First of all – your articles are AMAZINGLY helpful. Just thanks. Thanks so much. But secondly, you didn’t REALLY paint over a page from The Hobbit did you !?!! 😉
Nah, I found the text online and printed it out. And you’re the only person to have said a word about it! I debated about what text to use, didn’t want to do Lorum Ipsum. I figured how can anyone go wrong with Tolkien? 🙂
Thank you all for your comments. It’s so gratifying to know that this information is helpful for you. It makes it all worthwhile! 🙂 Just so you know, I’m looking into a second phase of these tests. Several people have contacted me about their very different results with Maya Gold and we’ve had some confusion over the bottled vs the jarred Lumiere. So new jars of each are on their way to me now (thank you Trish and Sue!!) and I’ll try those again. You’ll be the first to know of my results!
thank you so much for running these “tests”. I print off your information and put it in one of my “go to” binders.
I think you’d find that Golden brand is excellent if you used the heavy-bodied acrylic instead. The fluid version of the paint is designed to be transparent. I love it for mixed media backgrounds over printed paper to let some colour shine through.
I agree. I was trying to compare similar products. I always tend to think of the heavy-bodied acrylics as more of a fine-art material. But you’re absolutely correct that they have much better coverage. I should probably compare them as well. Personally, I find them a bit rubbery and they tend to peel off. At least for me. Looks like that’s something I need to test further, eh? 🙂
Thank you, Ginger – this is really useful!
Just wanted to add my ‘Thank You’ for all you do for us to the comment area. Such a great source of information:)
Thank you for all the research, Ginger. Just one question – how did you get the paint out of your pasta machine after the ‘failed’ crackle tests?
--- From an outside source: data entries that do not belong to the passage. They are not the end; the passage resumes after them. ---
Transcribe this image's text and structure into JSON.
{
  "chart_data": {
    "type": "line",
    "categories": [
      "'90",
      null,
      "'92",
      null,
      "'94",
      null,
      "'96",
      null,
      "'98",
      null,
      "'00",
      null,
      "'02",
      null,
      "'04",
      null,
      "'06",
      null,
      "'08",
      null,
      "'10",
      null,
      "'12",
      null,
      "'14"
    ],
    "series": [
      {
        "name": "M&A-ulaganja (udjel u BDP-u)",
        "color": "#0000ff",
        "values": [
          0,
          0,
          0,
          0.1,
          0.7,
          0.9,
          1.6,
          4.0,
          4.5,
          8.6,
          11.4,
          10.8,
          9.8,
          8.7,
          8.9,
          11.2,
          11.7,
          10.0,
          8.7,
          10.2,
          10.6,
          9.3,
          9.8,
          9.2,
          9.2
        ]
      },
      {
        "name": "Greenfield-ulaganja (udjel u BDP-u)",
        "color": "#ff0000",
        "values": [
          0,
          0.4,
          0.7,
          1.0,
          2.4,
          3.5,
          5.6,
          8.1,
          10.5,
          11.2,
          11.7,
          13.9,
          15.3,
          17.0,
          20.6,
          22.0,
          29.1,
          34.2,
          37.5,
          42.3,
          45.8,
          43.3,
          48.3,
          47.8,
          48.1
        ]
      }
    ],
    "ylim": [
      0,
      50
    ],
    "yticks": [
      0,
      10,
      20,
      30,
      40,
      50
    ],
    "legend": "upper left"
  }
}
Luckily, it sort of wadded up like rubber cement and I could pick it out. Also, I have removed the “fenders” from my pasta machine so I have better access to the rollers. But even then I had to use dry paper towels to pull it off and then alcohol on another paper towel to dissolve what was left. Icky and sticky for sure.
I can tell you from experience that Luminarte Silks are tricky to use. It won’t say anywhere on the container but they take 72 hours to cure, and even then you may run into trouble with color coming off the object that has been painted. The only way I’ve gotten the color to be stable is to spray several coats of PYM II spray, and even then, certain colors just won’t quit bleeding. I tested a painting I did after I saw your post, one that I know I did not spray with an acrylic fixative, and color still comes away on a damp paper towel. It’s too bad. The colors and luminosity of the paints are fabulous.
I meant to add that that my painting was from 2013.
They are gorgeous paints. But I am not surprised to hear this, actually. Another product from LuminArte, the Primary Elements, are powdered mica and pigment that are fantastic for use in many paper arts. They’re just the pigment without the binders. But the dye particles in them seem to continue to “bloom” and watercolors done with them act like those painting sets we used as a kid with the printed panels of paint on paper. Or those coloring books where you just add water? Remember those? I think the same pigments are used in the Silks. I bought the Primary Elements for use with polymer, but I can’t get over the fact that even Varathane doesn’t seal them very well. Color everywhere! I think the 72 hours to cure bit is because of the acrylic…think of house paint and how it is easy to peel the first few days. But the pigment would still be there, so even years later (as you’ve found), they’ll still bleed. So frustrating. But I guess that’s just the way it is. Perfect for paper, not so much for polymer.
As so many have said before me – This is fabulous. And thank you so much!